No hace mucho me permití escribir un relato recreando, desde las licencias de la ficción, una pelea con mi esposa en la noche misma de su cumpleaños. No pocos lectores se escandalizaron y me reprocharon que tuviese el impudor de contar las miserias de mi vida conyugal. Sin embargo, había una sola opinión que de veras me importaba, y era la de mi esposa. Ella me dijo que el relato le había gustado, que estaba orgullosa de mí. No se molestó, me felicitó. Por eso estoy con ella.
DOS
Hemos llegado a Nueva York. Como era previsible, hemos dormido mal, perturbados por el eco incesante de las sirenas y los ruidos metálicos de las construcciones cercanas que no se detienen de madrugada. Asistiremos a una fiesta familiar. Me sorprende que nos hayan invitado.

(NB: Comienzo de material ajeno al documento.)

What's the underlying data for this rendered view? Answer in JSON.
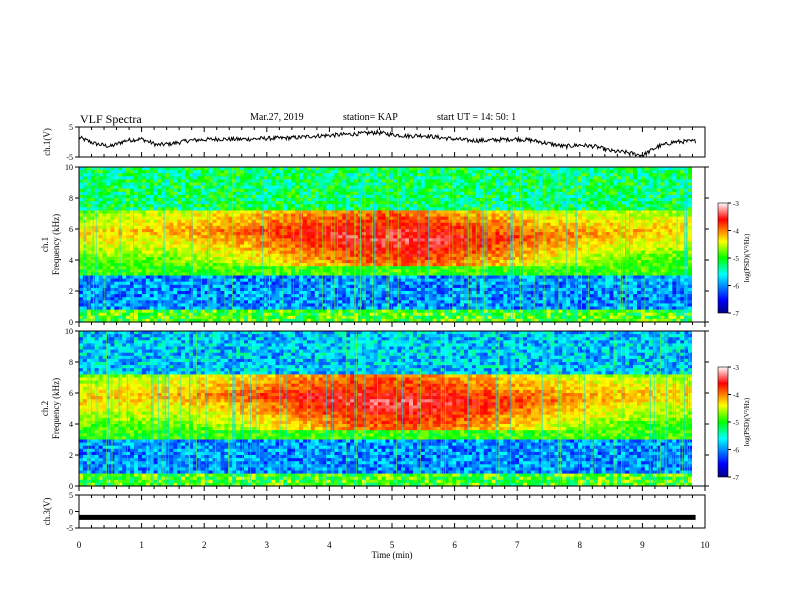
{
  "header": {
    "title": "VLF Spectra",
    "date": "Mar.27, 2019",
    "station": "station= KAP",
    "start_ut": "start  UT =   14: 50: 1"
  },
  "chart_data": [
    {
      "type": "line",
      "name": "waveform-ch1",
      "ylabel": "ch.1(V)",
      "ylim": [
        -5,
        5
      ],
      "yticks": [
        "5",
        "-5"
      ],
      "xlim": [
        0,
        10
      ],
      "x": [
        0,
        0.25,
        0.5,
        0.75,
        1,
        1.25,
        1.5,
        1.75,
        2,
        2.25,
        2.5,
        2.75,
        3,
        3.25,
        3.5,
        3.75,
        4,
        4.25,
        4.5,
        4.75,
        5,
        5.25,
        5.5,
        5.75,
        6,
        6.25,
        6.5,
        6.75,
        7,
        7.25,
        7.5,
        7.75,
        8,
        8.25,
        8.5,
        8.75,
        9,
        9.25,
        9.5,
        9.75,
        9.85
      ],
      "values": [
        1.5,
        -0.5,
        -1.5,
        0.5,
        1.0,
        -1.0,
        -0.5,
        0.5,
        0.8,
        1.0,
        0.9,
        1.0,
        1.2,
        1.3,
        1.5,
        2.0,
        2.2,
        2.5,
        2.8,
        3.2,
        2.5,
        2.0,
        2.2,
        1.5,
        1.0,
        0.5,
        0.5,
        0.8,
        1.0,
        0.5,
        -0.5,
        -1.5,
        -1.0,
        -1.5,
        -3.0,
        -3.5,
        -4.5,
        -1.5,
        0.0,
        0.2,
        0.3
      ]
    },
    {
      "type": "heatmap",
      "name": "spectrogram-ch1",
      "ylabel": "ch.1\nFrequency (kHz)",
      "xlim": [
        0,
        10
      ],
      "ylim": [
        0,
        10
      ],
      "yticks": [
        "0",
        "2",
        "4",
        "6",
        "8",
        "10"
      ],
      "colorbar": {
        "label": "log(PSD)(V²/Hz)",
        "range": [
          -7,
          -3
        ],
        "ticks": [
          "-3",
          "-4",
          "-5",
          "-6",
          "-7"
        ]
      }
    },
    {
      "type": "heatmap",
      "name": "spectrogram-ch2",
      "ylabel": "ch.2\nFrequency (kHz)",
      "xlim": [
        0,
        10
      ],
      "ylim": [
        0,
        10
      ],
      "yticks": [
        "0",
        "2",
        "4",
        "6",
        "8",
        "10"
      ],
      "colorbar": {
        "label": "log(PSD)(V²/Hz)",
        "range": [
          -7,
          -3
        ],
        "ticks": [
          "-3",
          "-4",
          "-5",
          "-6",
          "-7"
        ]
      }
    },
    {
      "type": "line",
      "name": "waveform-ch3",
      "ylabel": "ch.3(V)",
      "ylim": [
        -5,
        5
      ],
      "yticks": [
        "5",
        "0",
        "-5"
      ],
      "xlim": [
        0,
        10
      ],
      "x": [
        0,
        9.85
      ],
      "values": [
        -1.8,
        -1.8
      ],
      "xlabel": "Time (min)",
      "xticks": [
        "0",
        "1",
        "2",
        "3",
        "4",
        "5",
        "6",
        "7",
        "8",
        "9",
        "10"
      ]
    }
  ]
}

Como soy bipolar, un trastorno que no tiene cura, después de pelear con mi esposa cancelé los viajes familiares a Buenos Aires en verano y a París en primavera. Enojado, rencoroso, acaso despechado, impuse un límite de gastos a su tarjeta de crédito. Sin embargo, ahora que nos hemos reconciliado, me he arrepentido. Es el problema de ser bipolar maníaco depresivo: soy una persona atrabiliaria cuando me enfado, y otra bien distinta cuando estoy contento, en paz con el mundo. Por eso, sin que mi esposa se entere, he eliminado el límite que fijé en su tarjeta. También he tratado de rehacer las reservas que cancelé en aviones y hoteles, pero no ha sido fácil porque las tarifas son ahora más caras. El precio que debo pagar entonces por ser un hombre bipolar, errático, que va y viene, que ama y odia en una misma semana, que envejece dando patéticos zigzags, es que reconstruir lo que has destruido en un momento colérico, iracundo, acaba siendo costoso, además de vergonzoso para uno mismo.
TRES
Nueva York es una ciudad peligrosa para mí. Me ha emboscado con pasiones inconvenientes a lo largo de mi vida. Todavía viven en mi memoria, como unos cuadros que no acabé de pintar, ciertos rostros, ciertos cuerpos, ciertas sonrisas que turbaron mi espíritu en esta ciudad. Esta vez me ha vuelto a sorprender. Mientras yo dormía, mi esposa salió a comprar vestidos para la fiesta familiar. Después de cenar, dijo que quería probárselos para elegir cuál se pondría. Se probó tres, todos negros. El último me gustó más, tanto que se lo quité con premura. Me había prometido no hacer el amor con ella hasta el último día del año. No fue posible cumplir la promesa. Una vez más, Nueva York me dejó herido de amor.